Marketing and leasing efforts for Constellation Southbelt will be exclusively handled by Zack Taylor, Ryan Byrd, and Jason Scholtz with Colliers and Cape Bell, Greg Holmes and Savannah Smith with CBRE overseeing marketing and leasing at Constellation Cullen.

Morgan, Carlyle celebrate groundbreaking of luxury apartment community in Sugar Land

Morgan and Carlyle celebrated the groundbreaking of Pearl Lake Pointe, a new luxury apartment community at 16435 Creekbend Drive in Sugar Land, Texas.

Construction began in November 2025, and Morgan, together with Carlyle, marked the project’s official start during a groundbreaking ceremony held on December 10, 2025. Joined by representatives of the City of Sugar Land, project partners, and Texas Capital Bank, Morgan celebrated this milestone for the region as the first multifamily site to receive entitlements in Sugar Land since 2012.

Located approximately 20 miles southwest of downtown Houston, Pearl Lake Pointe will encompass a five-story wrap community comprising 376 apartments—including five live-work units—over 6.46 acres.

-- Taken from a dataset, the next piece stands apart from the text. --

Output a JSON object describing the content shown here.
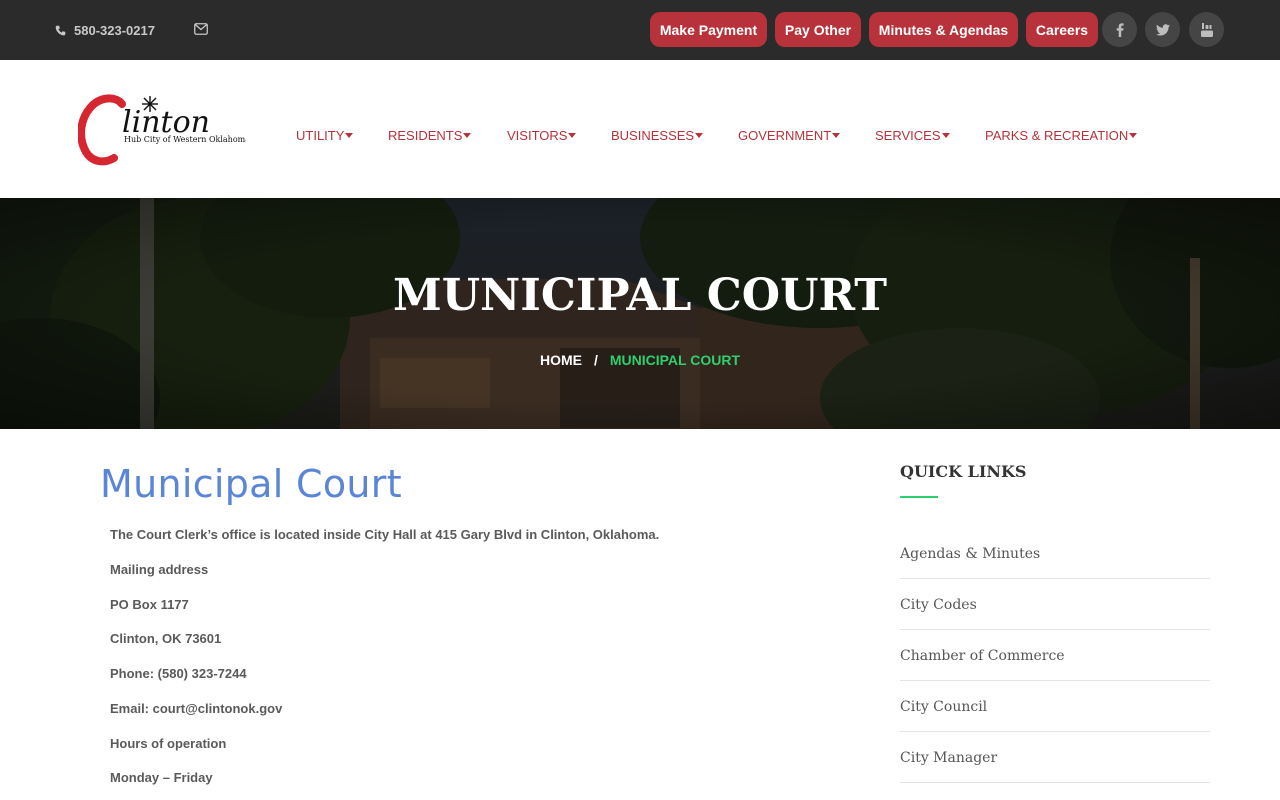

Residents will have access to a resort-inspired pool, a state-of-the-art fitness centers, golf simulator, fifth-floor sky lounge, and a first-floor café. The site also includes 9,940 square feet of commercial office space and a six-story parking garage, with luxury units featuring open-concept layouts with quartz countertops, stainless-steel appliances, in-unit washers and dryers, and balconies in select homes.​

Situated adjacent to the former Fluor campus with picturesque views of Brooks Lake, Pearl Lake Pointe is designed to offer a differentiated lifestyle within Sugar Land’s rare multifamily-zoned land. The delivery of first units is anticipated for the second quarter of 2027, and the development will be managed and owned by Morgan and Carlyle, with project financing provided by Texas Capital Bank.